The present invention relates to an interconnection structure of semiconductor devices and, more particularly, to a metal interconnection which has a barrier metal layer formed thereunder and which is also used to form electrode lead-out portions for external connection.
With the reduction in the size of semiconductor integrate circuits, the depth of PN junctions has decreased. As a result, it has become common practice to employ Al-Si alloy as an interconnection metal in place of Al. The Al-Si alloy has the advantage that it is possible to form an ohmic contact with a shallow N-type diffused layer without destroying the junction.
The Al-Si alloy suffers, however, from the disadvantage that, as the contact area decreases, Si which is contained in excess of the limit in solid solution undesirably precipitates into the contact portion in the form of P-type Si doped with Al during H.sub.2 annealing process, causing an increase in the effective contact resistance. The circumstances of the phenomenon will be explained below more specifically.

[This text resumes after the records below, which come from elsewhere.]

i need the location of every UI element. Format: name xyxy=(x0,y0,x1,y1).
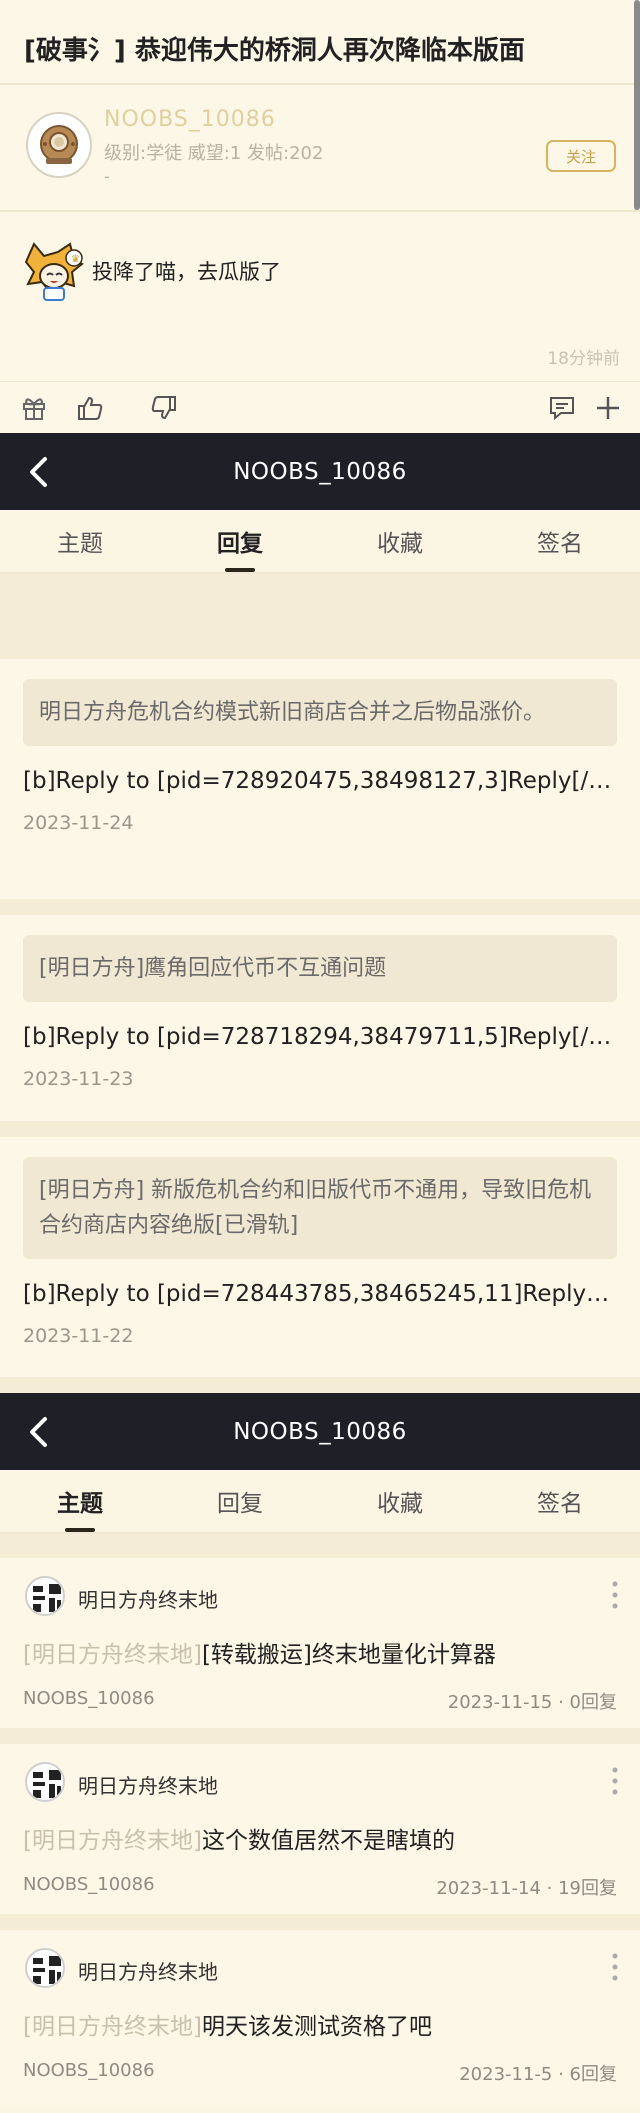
topic-item[interactable]: 明日方舟终末地 [明日方舟终末地]这个数值居然不是瞎填的 NOOBS_10086… xyxy=(0,1744,640,1914)
scrollbar[interactable] xyxy=(634,0,640,210)
reply-quote: 明日方舟危机合约模式新旧商店合并之后物品涨价。 xyxy=(23,679,617,746)
topic-title-text: 这个数值居然不是瞎填的 xyxy=(201,1828,455,1854)
profile-title: NOOBS_10086 xyxy=(233,1418,407,1445)
topic-date: 2023-11-5 xyxy=(459,2064,553,2085)
topic-date: 2023-11-14 xyxy=(436,1878,541,1899)
topic-meta: 2023-11-5 · 6回复 xyxy=(459,2064,617,2085)
topic-author: NOOBS_10086 xyxy=(23,1874,155,1895)
comment-icon[interactable] xyxy=(548,394,576,422)
reply-list: 明日方舟危机合约模式新旧商店合并之后物品涨价。 [b]Reply to [pid… xyxy=(0,574,640,1393)
tab-replies[interactable]: 回复 xyxy=(160,1470,320,1532)
topic-tag: [明日方舟终末地] xyxy=(23,1828,202,1854)
topic-meta: 2023-11-15 · 0回复 xyxy=(447,1692,617,1713)
topic-footer: NOOBS_10086 2023-11-5 · 6回复 xyxy=(23,2060,617,2085)
chevron-left-icon[interactable] xyxy=(24,455,54,489)
topic-title-text: 明天该发测试资格了吧 xyxy=(201,2014,432,2040)
forum-avatar xyxy=(25,1948,65,1988)
post-detail: [破事氵] 恭迎伟大的桥洞人再次降临本版面 NOOBS_10086 级别:学徒 … xyxy=(0,0,640,433)
profile-title: NOOBS_10086 xyxy=(233,458,407,485)
tab-replies[interactable]: 回复 xyxy=(160,510,320,572)
plus-icon[interactable] xyxy=(594,394,622,422)
topic-title: [明日方舟终末地][转载搬运]终末地量化计算器 xyxy=(23,1635,496,1669)
author-row: NOOBS_10086 级别:学徒 威望:1 发帖:202 - 关注 xyxy=(0,85,640,212)
topic-reply-count: 0回复 xyxy=(569,1692,617,1713)
topic-author: NOOBS_10086 xyxy=(23,1688,155,1709)
forum-name[interactable]: 明日方舟终末地 xyxy=(78,1770,218,1799)
forum-logo-icon xyxy=(27,1764,63,1800)
forum-logo-icon xyxy=(27,1578,63,1614)
topic-tag: [明日方舟终末地] xyxy=(23,2014,202,2040)
topic-footer: NOOBS_10086 2023-11-14 · 19回复 xyxy=(23,1874,617,1899)
topic-date: 2023-11-15 xyxy=(447,1692,553,1713)
profile-tabs: 主题 回复 收藏 签名 xyxy=(0,510,640,574)
topic-title: [明日方舟终末地]明天该发测试资格了吧 xyxy=(23,2007,432,2041)
forum-avatar xyxy=(25,1762,65,1802)
tab-signature[interactable]: 签名 xyxy=(480,510,640,572)
topic-item[interactable]: 明日方舟终末地 [明日方舟终末地]明天该发测试资格了吧 NOOBS_10086 … xyxy=(0,1930,640,2105)
forum-avatar xyxy=(25,1576,65,1616)
author-meta: 级别:学徒 威望:1 发帖:202 xyxy=(104,143,324,164)
tab-favorites[interactable]: 收藏 xyxy=(320,510,480,572)
follow-button[interactable]: 关注 xyxy=(546,140,616,172)
thumbs-up-icon[interactable] xyxy=(76,394,104,422)
more-vertical-icon[interactable] xyxy=(612,1952,618,1982)
topic-author: NOOBS_10086 xyxy=(23,2060,155,2081)
author-name[interactable]: NOOBS_10086 xyxy=(104,107,276,132)
chevron-left-icon[interactable] xyxy=(24,1415,54,1449)
topic-meta: 2023-11-14 · 19回复 xyxy=(436,1878,617,1899)
topic-title: [明日方舟终末地]这个数值居然不是瞎填的 xyxy=(23,1821,455,1855)
reply-date: 2023-11-22 xyxy=(23,1325,134,1347)
profile-tabs: 主题 回复 收藏 签名 xyxy=(0,1470,640,1534)
author-signature: - xyxy=(104,167,110,186)
cat-girl-sticker-icon: ♛ xyxy=(24,242,84,301)
forum-name[interactable]: 明日方舟终末地 xyxy=(78,1956,218,1985)
reply-text: [b]Reply to [pid=728443785,38465245,11]R… xyxy=(23,1281,617,1307)
topic-reply-count: 19回复 xyxy=(558,1878,617,1899)
forum-name[interactable]: 明日方舟终末地 xyxy=(78,1584,218,1613)
tab-topics[interactable]: 主题 xyxy=(0,1470,160,1532)
reply-date: 2023-11-23 xyxy=(23,1068,134,1090)
reply-text: [b]Reply to [pid=728920475,38498127,3]Re… xyxy=(23,768,617,794)
screen: [破事氵] 恭迎伟大的桥洞人再次降临本版面 NOOBS_10086 级别:学徒 … xyxy=(0,0,640,2105)
svg-text:♛: ♛ xyxy=(71,254,80,265)
avatar[interactable] xyxy=(26,112,92,178)
topic-list: 明日方舟终末地 [明日方舟终末地][转载搬运]终末地量化计算器 NOOBS_10… xyxy=(0,1534,640,2105)
topic-item[interactable]: 明日方舟终末地 [明日方舟终末地][转载搬运]终末地量化计算器 NOOBS_10… xyxy=(0,1558,640,1728)
gift-icon[interactable] xyxy=(20,394,48,422)
reply-quote: [明日方舟] 新版危机合约和旧版代币不通用，导致旧危机合约商店内容绝版[已滑轨] xyxy=(23,1157,617,1259)
reply-item[interactable]: 明日方舟危机合约模式新旧商店合并之后物品涨价。 [b]Reply to [pid… xyxy=(0,659,640,899)
post-action-bar xyxy=(0,382,640,433)
topic-title-text: [转载搬运]终末地量化计算器 xyxy=(201,1642,496,1668)
profile-navbar: NOOBS_10086 xyxy=(0,433,640,510)
reply-item[interactable]: [明日方舟]鹰角回应代币不互通问题 [b]Reply to [pid=72871… xyxy=(0,915,640,1121)
reply-item[interactable]: [明日方舟] 新版危机合约和旧版代币不通用，导致旧危机合约商店内容绝版[已滑轨]… xyxy=(0,1137,640,1377)
topic-tag: [明日方舟终末地] xyxy=(23,1642,202,1668)
tab-signature[interactable]: 签名 xyxy=(480,1470,640,1532)
reply-text: [b]Reply to [pid=728718294,38479711,5]Re… xyxy=(23,1024,617,1050)
post-title: [破事氵] 恭迎伟大的桥洞人再次降临本版面 xyxy=(0,0,640,85)
topic-reply-count: 6回复 xyxy=(569,2064,617,2085)
post-body: ♛ 投降了喵，去瓜版了 18分钟前 xyxy=(0,212,640,382)
more-vertical-icon[interactable] xyxy=(612,1766,618,1796)
post-time: 18分钟前 xyxy=(547,349,620,369)
thumbs-down-icon[interactable] xyxy=(150,394,178,422)
post-text: 投降了喵，去瓜版了 xyxy=(92,260,281,284)
profile-navbar: NOOBS_10086 xyxy=(0,1393,640,1470)
more-vertical-icon[interactable] xyxy=(612,1580,618,1610)
reply-date: 2023-11-24 xyxy=(23,812,134,834)
diving-helmet-icon xyxy=(40,125,78,164)
tab-topics[interactable]: 主题 xyxy=(0,510,160,572)
tab-favorites[interactable]: 收藏 xyxy=(320,1470,480,1532)
reply-quote: [明日方舟]鹰角回应代币不互通问题 xyxy=(23,935,617,1002)
forum-logo-icon xyxy=(27,1950,63,1986)
topic-footer: NOOBS_10086 2023-11-15 · 0回复 xyxy=(23,1688,617,1713)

For example, in a 2 .mu.m-rule semiconductor integrated circuit, the diameter of a contact hole provided in an insulating film to realize contact between a diffused layer and a gate electrode on the one hand and a metal interconnection on the other, that is, the contact area, is relatively large. Accordingly, even if silicon precipitates into the contact portion of the metal interconnection which is connected to the diffused layer through the contact hole, the precipitation of silicon will not spread over the whole contact portion and therefore the contact resistance will not rise markedly. However, it has been confirmed that in the case of a 2 .mu.-rule semiconductor integrated circuit wherein the diffused layer which is connected with a metal interconnection is an N.sup.+ -diffused layer which is formed by diffusion of phosphorus, the contact resistance is increased by the precipitation of silicon and a contact failure is likely to occur. This is because, when an N.sup.+ -diffused layer is formed by diffusion of phosphorus, crystal defects are unlikely to occur in the surface of the semiconductor substrate in comparison with other cases (e.g., the case where an N.sup.+ -diffused layer is formed by ion implantation of arsenic) and therefore silicon is likely to grow in the form of a single crystal.
On the other hand, in the case of a 1.3 .mu.m-rule semiconductor integrated circuit, the diameter of a contact hole formed in an insulating film, that is, the contact area, is relatively small. Therefore, the precipitation of silicon readily spreads over the whole contact portion of the metal interconnection, so that the contact resistance is markedly increased, which often results in a contact failure. As the size of semiconductor integrated circuits shrinks more and more, the above-described problem will become critical.
In order to prevent occurrence of a contact failure due to the precipitation of silicon, it is conventional practice to dispose a barrier metal layer of a silicide of a metal, for example, Mo, underneath a metal interconnection which is connected to a diffused layer. More specifically, the presence of the barrier metal layer suppresses the alloying reaction of Al with Si, so that it is possible to realize an ohmic contact with the diffused layer. This technique is described, for example, in "Ultra-High Speed MOS Devices", pp. 95-96, published from K. K. Baifukan on Nov. 15, 1986.
According to a typical conventional method, such a barrier metal layer has heretofore been formed as follows. After a through-hole has been formed in an interlayer insulating film on which a metal interconnection is to be formed, Mo silicide is formed the through-hole and on the whole surface of the interlayer insulating film by sputtering. Thereafter, Al (containing Si) is formed on the whole surface of the Mo silicide by sputtering and then the Al and Mo silicide layers are patterned. Techniques concerning the above-described barrier metal layer are disclosed, for example, in Japanese Patent Laid-Open Nos. 62-89343 (1987), 62-43175 (1987) and 62-43176 (1987).